Heinan Goba Mardi, 16 Août 2011 17:57
Alpha Condé a annoncé le 15 août la libération de trente-sept partisans de son principal opposant Cellou Dalein Diallo, président de l'UFDG, qu'il avait embastillés par l'entremise de la justice, il y a environ quatre mois. Ces personnes avaient été condamnées à des peines allant de six mois avec sursis à deux ans de prison ferme pour attroupements et manifestations illégaux.
Ces militants, sympathisants et responsables de l'UFDG avaient été interpellés le 3 avril dernier, alors qu'ils se rendaient à l'aéroport de Conakry pour accueillir le leader de l'UFDG, de retour au pays après une absence de quatre mois, pour certains.

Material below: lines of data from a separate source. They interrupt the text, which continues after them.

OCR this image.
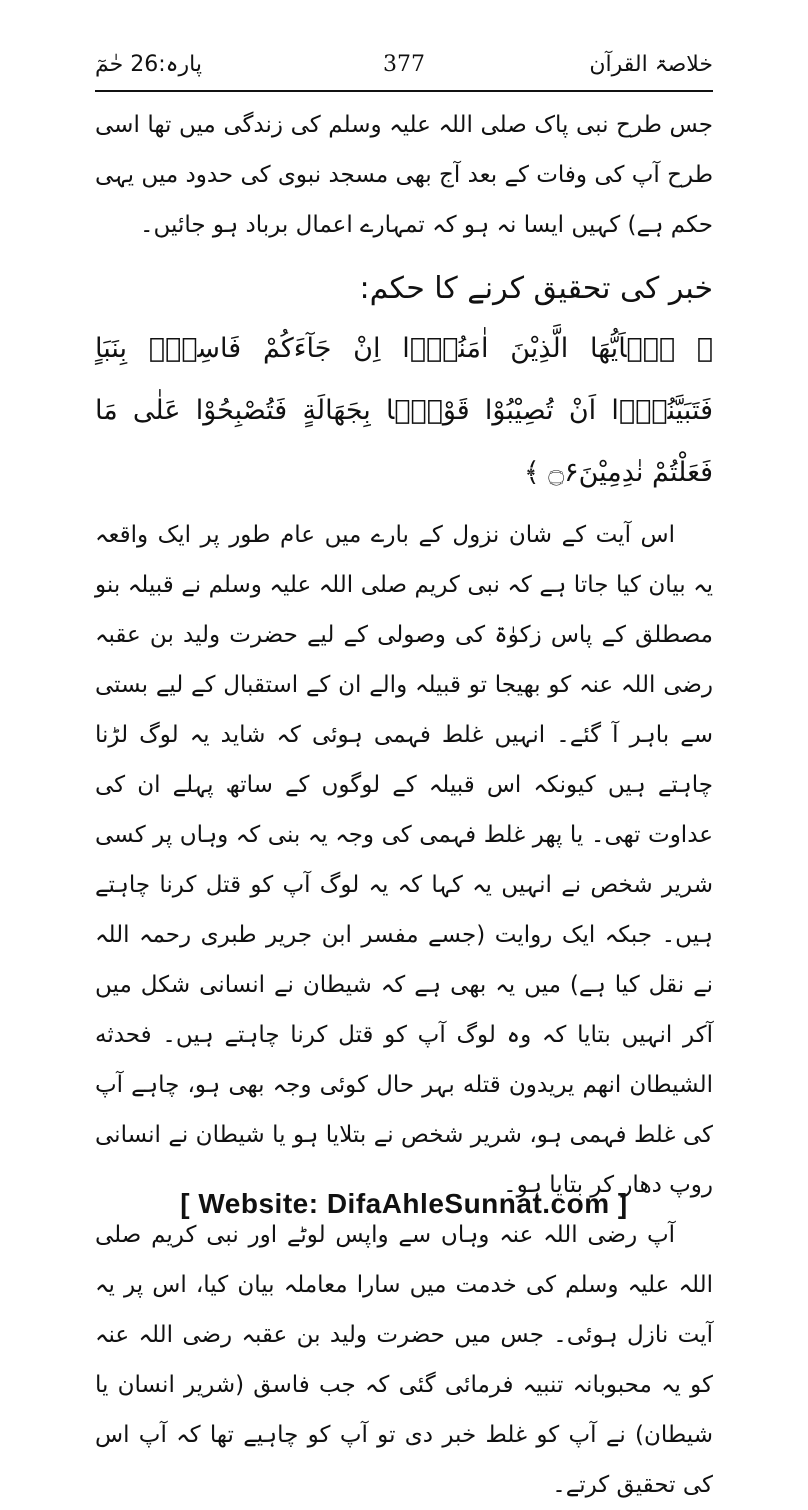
پارہ:26 حٰمٓ	377	خلاصۃ القرآن

جس طرح نبی پاک صلی اللہ علیہ وسلم کی زندگی میں تھا اسی طرح آپ کی وفات کے بعد آج بھی مسجد نبوی کی حدود میں یہی حکم ہے) کہیں ایسا نہ ہو کہ تمہارے اعمال برباد ہو جائیں۔

خبر کی تحقیق کرنے کا حکم:

﴿ یٰۤاَیُّهَا الَّذِیْنَ اٰمَنُوْۤا اِنْ جَآءَكُمْ فَاسِقٌۢ بِنَبَاٍ فَتَبَیَّنُوْۤا اَنْ تُصِیْبُوْا قَوْمًۢا بِجَهَالَةٍ فَتُصْبِحُوْا عَلٰى مَا فَعَلْتُمْ نٰدِمِیْنَ۝۶ ﴾

اس آیت کے شان نزول کے بارے میں عام طور پر ایک واقعہ یہ بیان کیا جاتا ہے کہ نبی کریم صلی اللہ علیہ وسلم نے قبیلہ بنو مصطلق کے پاس زکوٰۃ کی وصولی کے لیے حضرت ولید بن عقبہ رضی اللہ عنہ کو بھیجا تو قبیلہ والے ان کے استقبال کے لیے بستی سے باہر آ گئے۔ انہیں غلط فہمی ہوئی کہ شاید یہ لوگ لڑنا چاہتے ہیں کیونکہ اس قبیلہ کے لوگوں کے ساتھ پہلے ان کی عداوت تھی۔ یا پھر غلط فہمی کی وجہ یہ بنی کہ وہاں پر کسی شریر شخص نے انہیں یہ کہا کہ یہ لوگ آپ کو قتل کرنا چاہتے ہیں۔ جبکہ ایک روایت (جسے مفسر ابن جریر طبری رحمہ اللہ نے نقل کیا ہے) میں یہ بھی ہے کہ شیطان نے انسانی شکل میں آکر انہیں بتایا کہ وہ لوگ آپ کو قتل کرنا چاہتے ہیں۔ فحدثه الشیطان انهم یریدون قتله بہر حال کوئی وجہ بھی ہو، چاہے آپ کی غلط فہمی ہو، شریر شخص نے بتلایا ہو یا شیطان نے انسانی روپ دھار کر بتایا ہو۔

آپ رضی اللہ عنہ وہاں سے واپس لوٹے اور نبی کریم صلی اللہ علیہ وسلم کی خدمت میں سارا معاملہ بیان کیا، اس پر یہ آیت نازل ہوئی۔ جس میں حضرت ولید بن عقبہ رضی اللہ عنہ کو یہ محبوبانہ تنبیہ فرمائی گئی کہ جب فاسق (شریر انسان یا شیطان) نے آپ کو غلط خبر دی تو آپ کو چاہیے تھا کہ آپ اس کی تحقیق کرتے۔

[ Website: DifaAhleSunnat.com ]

Devant leurs portes ou à la mosquée, pour d'autres.
Parmi les trente-sept personnes qui vont bénéficier de cette remise en liberté annoncée par le nouveau patron de Sékoutoureyah, figurent trois militaires. Il s’agit entre autres, de l’adjudant-chef Abdoulaye Diallo, de l’adjudant Alpha Abdoulaye Sow et du caporal Boubacar Bah.
Ces militaires avaient tous été affectés, suite aux accords d’Ouagadougou du 15 janvier 2010, à la protection rapprochée de l’ancien Premier ministre et président de l'UFDG, Cellou Dalein Diallo. D'où leur présence le 3 avril à l’aéroport de Conakry, le jour de l'arrivée du chef de l’opposition qui rentrait en Guinée après plus de quatre mois passés à l’étranger.
Une quarantaine de personnes ont été jugées 12 mai dont des responsables du bureau politique national de l'Union des forces démocratiques de Guinée (UFDG).
Dans la foulée, les militaires ont été également radiés des effectifs de l’armée par les nouvelles autorités guinéennes.
Selon le communiqué officiel, Alpha Condé leur a accordé sa grâce le 15 août à la suite d’une demande de pardon exprimée par leurs familles respectives.
Mais ce qui reste clair est qu’Alpha Condé s'est dit que l'UFDG ne représente plus une menace pour lui après la fuite du pays de son vice-président et l'absence prolongée de son président au pays. Il ne sert plus à rien de garder ces pauvres personnes dont le seul motif de l’arrestation était de semer la peur dans les rangs du parti.